OpenAI SDK Pointed at Ollama

For existing code — or when you want the same SDK interface to swap between Ollama and OpenAI based on environment:

from openai import OpenAI
import os

client = OpenAI(
    base_url='http://localhost:11434/v1',
    api_key='ollama'  # any string works
)

response = client.chat.completions.create(
    model='llama3.2',
    messages=[{'role': 'user', 'content': 'What is RAG?'}]
)
print(response.choices[0].message.content)

# Embeddings
embedding = client.embeddings.create(
    model='nomic-embed-text',
    input='Document text to embed'
)
vector = embedding.data[0].embedding

Env-based switching pattern — useful for CI (use cloud) vs local dev (use Ollama):

import os
from openai import OpenAI

if os.getenv('USE_LOCAL_LLM', 'false').lower() == 'true':
    client = OpenAI(base_url='http://localhost:11434/v1', api_key='ollama')
    model = 'llama3.2'
else:
    client = OpenAI(api_key=os.environ['OPENAI_API_KEY'])
    model = 'gpt-4o-mini'

Streaming Responses, Embeddings, and Multi-Turn Chat with Code

Streaming is the default behavior for every generation endpoint in Ollama and is the correct choice for user-facing applications — it makes responses feel fast even when model throughput is 15–20 tokens per second, because the first token appears in under a second rather than the user waiting 10–30 seconds for the full response. Ollama streaming works by sending newline-delimited JSON objects as the model generates each token. In the native API, each chunk contains a response field (for /api/generate) or a message.content field (for /api/chat), plus a done: false flag. The final chunk has done: true and includes performance metadata: eval_count (tokens generated), eval_duration (nanoseconds), prompt_eval_count, and total_duration. For the OpenAI-compatible /v1/ endpoint, streaming follows the SSE (Server-Sent Events) format with data: {"choices": [...]} lines ending with data: [DONE]. Multi-turn chat requires you to maintain the message history client-side — Ollama is stateless; each request must include the full conversation history from the start. Embeddings do not stream; they return synchronously as a single JSON response.

Streaming with Native API

import ollama

def stream_response(prompt: str, model: str = 'llama3.2'):
    for chunk in ollama.generate(model=model, prompt=prompt, stream=True):
        print(chunk['response'], end='', flush=True)
        if chunk.get('done'):
            print()  # newline at end
            print(f"Tokens: {chunk.get('eval_count', 0)}, "
                  f"Speed: {chunk.get('eval_count', 0) / chunk.get('eval_duration', 1) * 1e9:.1f} t/s")

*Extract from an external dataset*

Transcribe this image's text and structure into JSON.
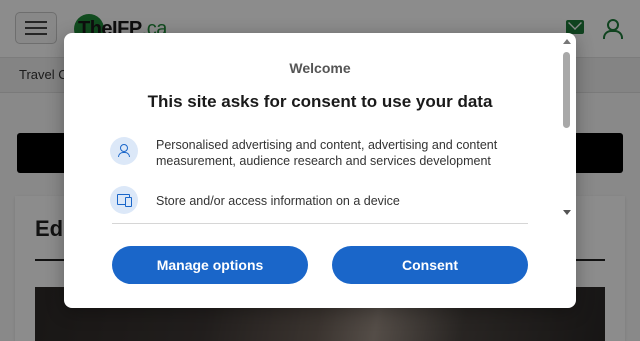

stream_response("Explain async/await in Python in 3 sentences.")

Multi-Turn Chat State Management

import ollama
from dataclasses import dataclass, field
from typing import List

@dataclass
class ChatSession:
    model: str
    system_prompt: str = ""
    history: List[dict] = field(default_factory=list)
    
    def __post_init__(self):
        if self.system_prompt:
            self.history.append({'role': 'system', 'content': self.system_prompt})
    
    def send(self, user_message: str) -> str:
        self.history.append({'role': 'user', 'content': user_message})
        response = ollama.chat(model=self.model, messages=self.history)
        assistant_msg = response['message']['content']
        self.history.append({'role': 'assistant', 'content': assistant_msg})
        return assistant_msg

session = ChatSession(model='llama3.2', system_prompt='You are a senior Go developer.')
print(session.send("What is a goroutine?"))
print(session.send("How does that compare to Python threads?"))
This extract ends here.